Friday, December 23, 2011

The King and I

I was in attendance at the ACC with my father on Monday night to watch the Leafs take on the Kings. He had given me the tickets for my birthday, so I insisted he accompany me. As we walked to Union station after the game, he mentioned that every time we go to see a game together, the Leafs seem to lose, and while this was certainly true of recent times, we had seen our share of victories.

One victory immediately came to mind, and I reminded him of a 10-8 barn-burner we'd witnessed against the Chicago Blackhawks, way back when, in Maple Leaf Gardens. I had to do some research to find out more about the game, and stitched it together with my own youthful memories.

I was two months shy of my 8th birthday on October 15, 1983. It wasn't my first live NHL experience, but certainly my most memorable. Mike Palmateer and Tony Esposito were the starting goalies in what would end up being the final NHL season for both.

The Hawks iced a relatively skilled squad, led by Denis Savard. He was accompanied by Darryl Sutter, Doug Wilson, Bob Murray, brothers Steve and Jeff Larmer, and future Leaf Al Secord.

The Leafs countered with Captain Rick Vaive, in the third consecutive and final 50+ goal season of his career. Joining Vaive were linemates Bill Derlago and Dan Daoust, Borje Salming, John Anderson, Jim Korn, Walt Poddubny, Bob McGill and Garys Leeman and Nylund.

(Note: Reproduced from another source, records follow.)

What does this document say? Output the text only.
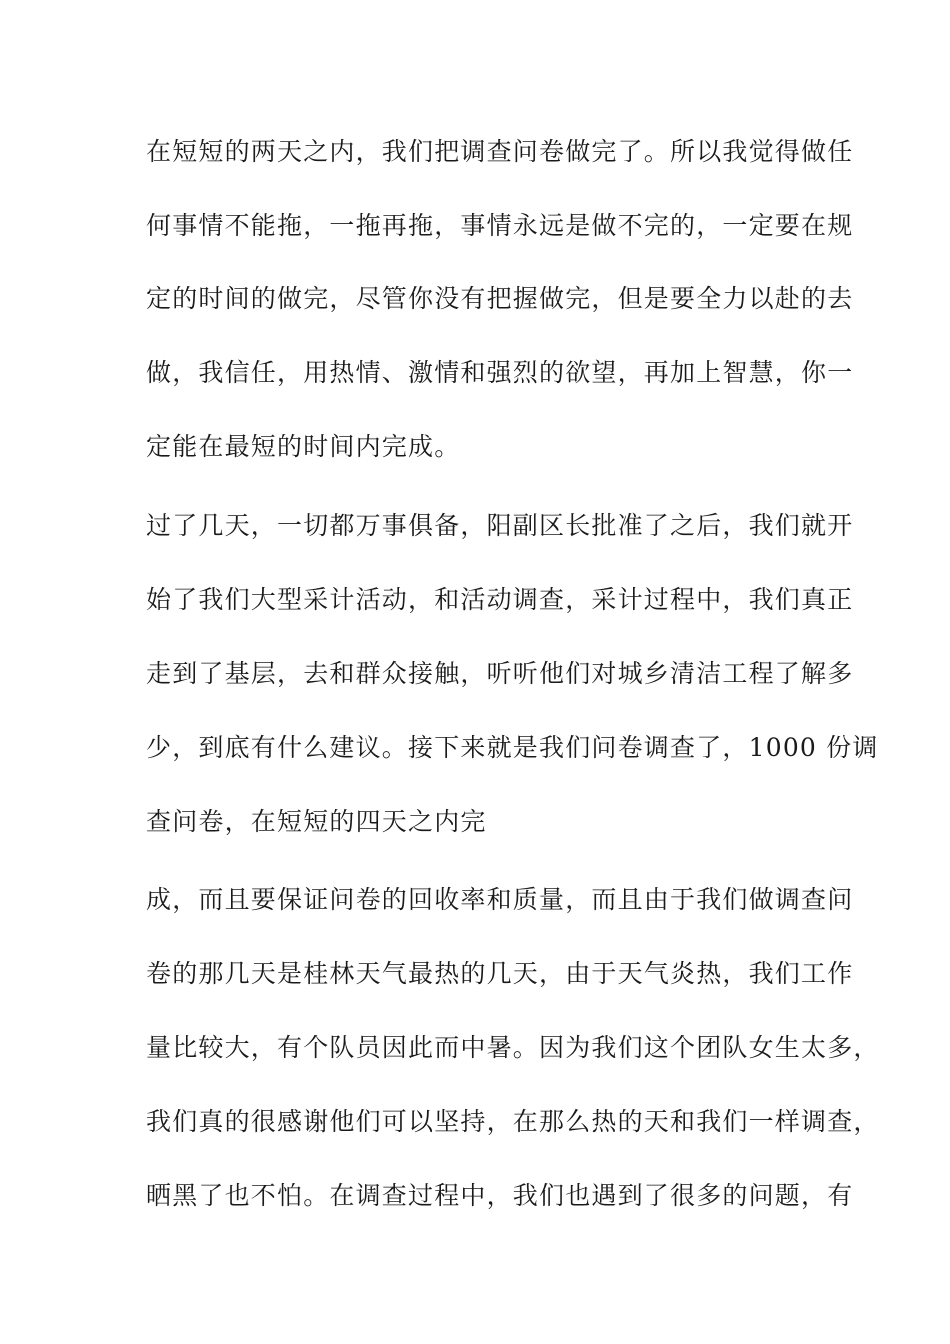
在短短的两天之内，我们把调查问卷做完了。所以我觉得做任
何事情不能拖，一拖再拖，事情永远是做不完的，一定要在规
定的时间的做完，尽管你没有把握做完，但是要全力以赴的去
做，我信任，用热情、激情和强烈的欲望，再加上智慧，你一
定能在最短的时间内完成。
过了几天，一切都万事俱备，阳副区长批准了之后，我们就开
始了我们大型采计活动，和活动调查，采计过程中，我们真正
走到了基层，去和群众接触，听听他们对城乡清洁工程了解多
少，到底有什么建议。接下来就是我们问卷调查了，1000 份调
查问卷，在短短的四天之内完
成，而且要保证问卷的回收率和质量，而且由于我们做调查问
卷的那几天是桂林天气最热的几天，由于天气炎热，我们工作
量比较大，有个队员因此而中暑。因为我们这个团队女生太多，
我们真的很感谢他们可以坚持，在那么热的天和我们一样调查，
晒黑了也不怕。在调查过程中，我们也遇到了很多的问题，有
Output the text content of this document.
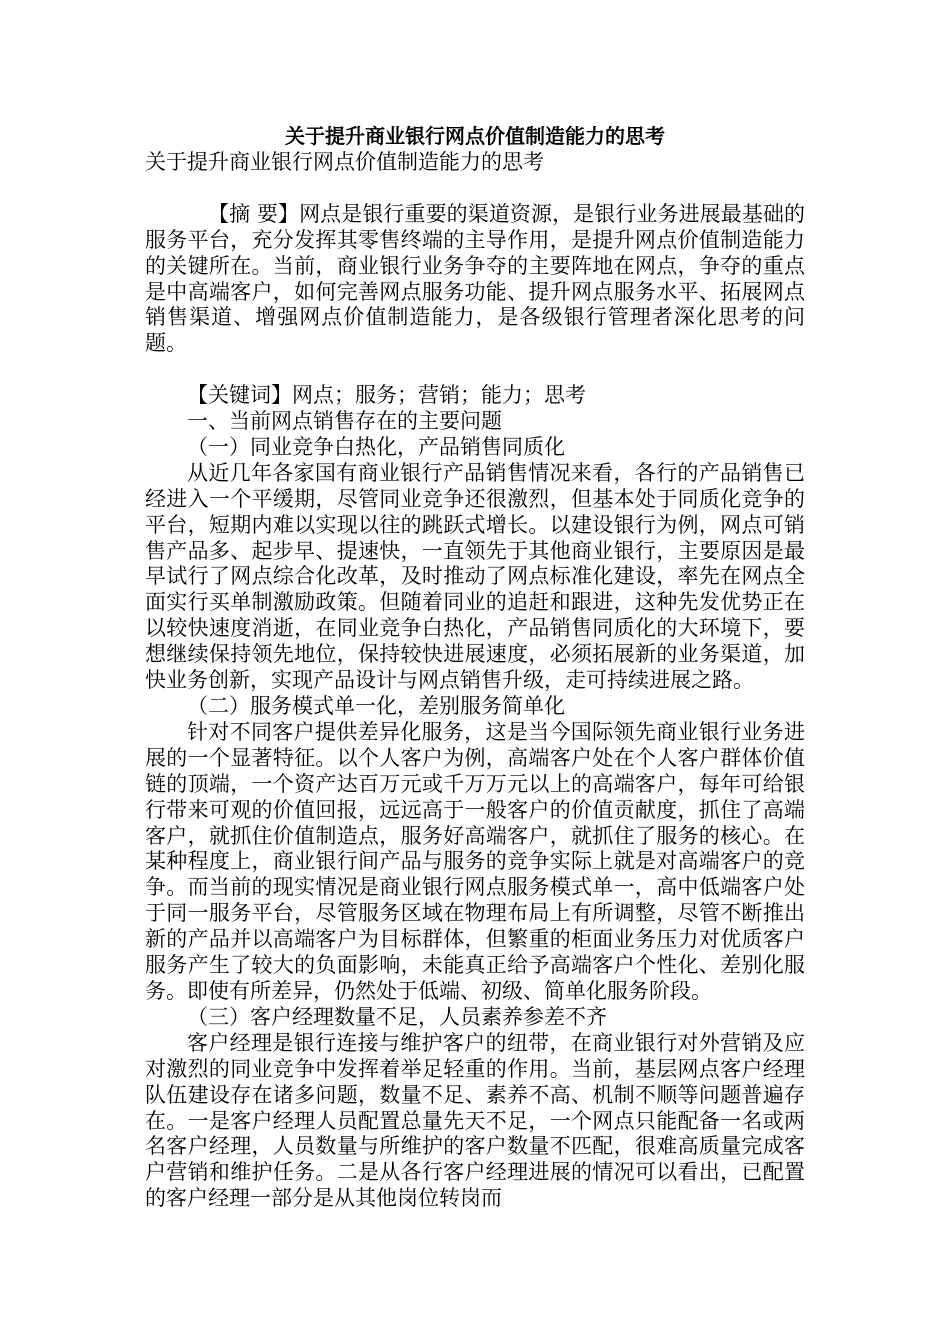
关于提升商业银行网点价值制造能力的思考

关于提升商业银行网点价值制造能力的思考

【摘 要】网点是银行重要的渠道资源，是银行业务进展最基础的服务平台，充分发挥其零售终端的主导作用，是提升网点价值制造能力的关键所在。当前，商业银行业务争夺的主要阵地在网点，争夺的重点是中高端客户，如何完善网点服务功能、提升网点服务水平、拓展网点销售渠道、增强网点价值制造能力，是各级银行管理者深化思考的问题。

【关键词】网点；服务；营销；能力；思考

一、当前网点销售存在的主要问题

（一）同业竞争白热化，产品销售同质化

从近几年各家国有商业银行产品销售情况来看，各行的产品销售已经进入一个平缓期，尽管同业竞争还很激烈，但基本处于同质化竞争的平台，短期内难以实现以往的跳跃式增长。以建设银行为例，网点可销售产品多、起步早、提速快，一直领先于其他商业银行，主要原因是最早试行了网点综合化改革，及时推动了网点标准化建设，率先在网点全面实行买单制激励政策。但随着同业的追赶和跟进，这种先发优势正在以较快速度消逝，在同业竞争白热化，产品销售同质化的大环境下，要想继续保持领先地位，保持较快进展速度，必须拓展新的业务渠道，加快业务创新，实现产品设计与网点销售升级，走可持续进展之路。

（二）服务模式单一化，差别服务简单化

针对不同客户提供差异化服务，这是当今国际领先商业银行业务进展的一个显著特征。以个人客户为例，高端客户处在个人客户群体价值链的顶端，一个资产达百万元或千万万元以上的高端客户，每年可给银行带来可观的价值回报，远远高于一般客户的价值贡献度，抓住了高端客户，就抓住价值制造点，服务好高端客户，就抓住了服务的核心。在某种程度上，商业银行间产品与服务的竞争实际上就是对高端客户的竞争。而当前的现实情况是商业银行网点服务模式单一，高中低端客户处于同一服务平台，尽管服务区域在物理布局上有所调整，尽管不断推出新的产品并以高端客户为目标群体，但繁重的柜面业务压力对优质客户服务产生了较大的负面影响，未能真正给予高端客户个性化、差别化服务。即使有所差异，仍然处于低端、初级、简单化服务阶段。

（三）客户经理数量不足，人员素养参差不齐

客户经理是银行连接与维护客户的纽带，在商业银行对外营销及应对激烈的同业竞争中发挥着举足轻重的作用。当前，基层网点客户经理队伍建设存在诸多问题，数量不足、素养不高、机制不顺等问题普遍存在。一是客户经理人员配置总量先天不足，一个网点只能配备一名或两名客户经理，人员数量与所维护的客户数量不匹配，很难高质量完成客户营销和维护任务。二是从各行客户经理进展的情况可以看出，已配置的客户经理一部分是从其他岗位转岗而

This game is notable historically, as it set records for fastest 3, 4 and 5 goals by two teams which still stand, during an 84 second span in the second period. Goals by Gaston Gingras and John Anderson served as bookends for a trio of Blackhawk scores, by Savard, Steve Larmer, and Savard again, completing his hat-trick.

Noted pugilist Al Secord likely left an impression on Harold Ballard that evening, taking on Bill Stewart and Jim Korn in separate bouts. John Anderson and Miroslav Frycer put two apiece past the ageing Esposito, securing the victory. In all, 6 Hawks and 8 Leafs registered goals that evening, including Vaive's 5th in 5 games.

That season saw the demise of Palmateer, the dawning of the brief Bester era, and the emergence of rookies Ken Wregget and Russ Courtnall. It's sincerely amazing how thoroughly Ballard and GM Gerry McNamara ruined that team with absolutely terrible roster management.

My father and I reminisced about the game; the shoddy defensive play, the lousy goaltending, the ever-present sense that a bench-clearing brawl was imminent. We sat behind the visitor's goal, up in the blues, and we barely sat due to the rapid-fire scoring. My father recalled smacking his knees off the railings incessantly.

He took me to my first game, at MLG, and has been with me at the majority of the games I have been at since. In fact, since I never played the game on ice, I was made keenly aware on that evening that my love of the game came from those visits to the Gardens, from watching him yell at the TV screen and from watching him play goal for his men's league teams. That passion for the sport led me into officiating and, eventually, into blogging.

Watching Reimer that evening brought out the keeper in my father, long lost to a very badly broken leg many years ago. He picked apart Reimer's ability to handle the puck, and became livid as he completely lost the puck behind the net, unable to find it for an eternity in goalie time. Reimer did eventually acquit himself, and by the end of the game we agreed that he was the reason we had gotten the undeserved charity point.

The Leafs were hemmed in their own end for much of the game by the Kings, and failed to convert on many quality scoring chances. They also performed poorly in the shootout, Kessel being the only one to put a breakaway shot on goal. Still, it was hard not to come away from the game feeling like a winner.